Figure 22 Uncle - niece Marriage Find FG

fAB = fCE = fDE = 0

Also FA = FB = FC = FD = FE = FF = 0

fCD (full sibs) = 1/4(2fAB + fAA + fBB)

Since fAA = 1/2(1 + FA) = 0.5 and fBB = 1/2(1 + FB) = 0.5

Then fCD = 1/4(0 + 0.5 + 0.5) = 0.25

Therefore FG = fCF (overlapping generations) = 1/2(fCD + fCE)

= 1/2(0.25 + 0)

= 0.125 = 12.5%

Example 3

Sometimes it is necessary, as shown earlier, to present a pedigree in alternative forms to facilitate the calculation of coancestries. The following are two different ways of depicting the same pedigree:

Figure 23 Double First Cousin Marriage

 Conventional Diagram Modified Diagram Find FK

Using first diagram:

fAB = fAC = fAD = fBC = fBD = fCD = fEG = fEH = fFG = fFH = 0

Also FA = FB = FC = FD = FE = FF = FG = FH = 0

and fAA = 1/2(1 + FA) = fBB = 1/2(1 + FB) = fCC = 1/2(1 + FC) = fDD = 1/2(1 + FD) = 0.5

Then fEF (full sibs) = 1/4(2fAB + fAA + fBB)

= 1/4(0 + 0.5 + 0.5) = 0.25

and fGH (full sibs) = 1/4(2fCD + fCC + fDD)

= 1/4(0 + 0.5 + 0.5) = 0.25

Using second diagram

Therefore, FK = fIJ = 1/4(fEF + fEH + fGF + fGH)
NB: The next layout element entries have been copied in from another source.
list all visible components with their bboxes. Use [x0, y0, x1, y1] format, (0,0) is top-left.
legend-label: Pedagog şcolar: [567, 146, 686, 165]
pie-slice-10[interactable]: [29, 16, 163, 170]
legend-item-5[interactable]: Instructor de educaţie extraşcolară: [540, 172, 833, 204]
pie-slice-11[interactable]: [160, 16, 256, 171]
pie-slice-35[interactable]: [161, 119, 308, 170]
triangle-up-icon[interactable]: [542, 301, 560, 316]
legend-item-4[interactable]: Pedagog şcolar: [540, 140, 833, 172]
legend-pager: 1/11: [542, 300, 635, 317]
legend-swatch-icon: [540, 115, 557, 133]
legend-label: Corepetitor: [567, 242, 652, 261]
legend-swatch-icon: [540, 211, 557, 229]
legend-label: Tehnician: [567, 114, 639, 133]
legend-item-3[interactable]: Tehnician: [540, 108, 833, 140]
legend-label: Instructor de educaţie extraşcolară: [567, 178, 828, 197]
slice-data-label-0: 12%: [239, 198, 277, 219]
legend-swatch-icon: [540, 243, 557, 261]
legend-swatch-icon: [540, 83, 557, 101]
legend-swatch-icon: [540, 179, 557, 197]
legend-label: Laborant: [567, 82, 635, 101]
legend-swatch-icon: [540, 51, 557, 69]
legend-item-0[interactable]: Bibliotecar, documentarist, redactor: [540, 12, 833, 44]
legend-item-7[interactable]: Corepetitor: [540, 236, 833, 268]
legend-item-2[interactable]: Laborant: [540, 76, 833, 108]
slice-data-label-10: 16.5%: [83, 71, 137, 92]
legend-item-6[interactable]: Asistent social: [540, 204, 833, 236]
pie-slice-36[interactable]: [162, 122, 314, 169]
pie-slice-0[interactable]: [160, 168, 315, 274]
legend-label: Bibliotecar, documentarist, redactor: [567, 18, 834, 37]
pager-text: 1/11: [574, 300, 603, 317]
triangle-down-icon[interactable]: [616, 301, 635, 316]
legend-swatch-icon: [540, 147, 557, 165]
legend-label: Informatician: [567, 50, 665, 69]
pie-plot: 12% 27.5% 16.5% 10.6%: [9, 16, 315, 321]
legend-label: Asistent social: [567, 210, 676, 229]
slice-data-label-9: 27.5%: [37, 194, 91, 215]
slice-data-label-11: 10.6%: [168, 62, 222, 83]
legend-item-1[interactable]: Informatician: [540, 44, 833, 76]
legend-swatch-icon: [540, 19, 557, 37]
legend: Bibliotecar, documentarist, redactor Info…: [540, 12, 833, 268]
= 1/4(0.25 + 0 + 0 + 0.25)

= 0.125 = 12.5%

Example 4

Figure 24 Close Inbreeding (full sibs) Find FI

fAB = 0

FA = FB = FC = FD = 0

fCD (full sibs) = 1/4(2fAB + fAA + fBB)

fAA = 1/2(1 + FA) = 0.5 and fBB = 1/2(1 + FB) = 0.5

Therefore fCD = 1/4(0 + 0.5 + 0.5) = 0.25 = FE = FF

fEF (full sibs) = 1/4(2fCD + fCC + fDD)

fCC = 1/2(1 + FC) = 0.5 and fDD = 1/2(1 + FD) = 0.5

Therefore fEF = 1/4(0.5 + 0.5 + 0.5)

= 0.375 = FG = FH

fGH (full sibs) = 1/4(2fEF + fEE + fFF)

fEE = 1/2(1 + FE) = 0.625 and fFF = 1/2(1 + FF) = 0.625

Therefore, FI = fGH = 1/4(0.75 + 0.625 + 0.625)

= 0.5 = 50%

Alternative names for Coancestry are the Coefficient of Kinship, the Coefficient of Consanguinity and the Coefficient of Parentage. Lasley (1978) and Warwick and Legates (1979) employ a similar method to calculate F using covariance tables. The covariance between two prospective parents is equal to twice their coancestries and therefore twice the inbreeding coefficient of their progeny (F). For further information on coancestries see Falconer (1989).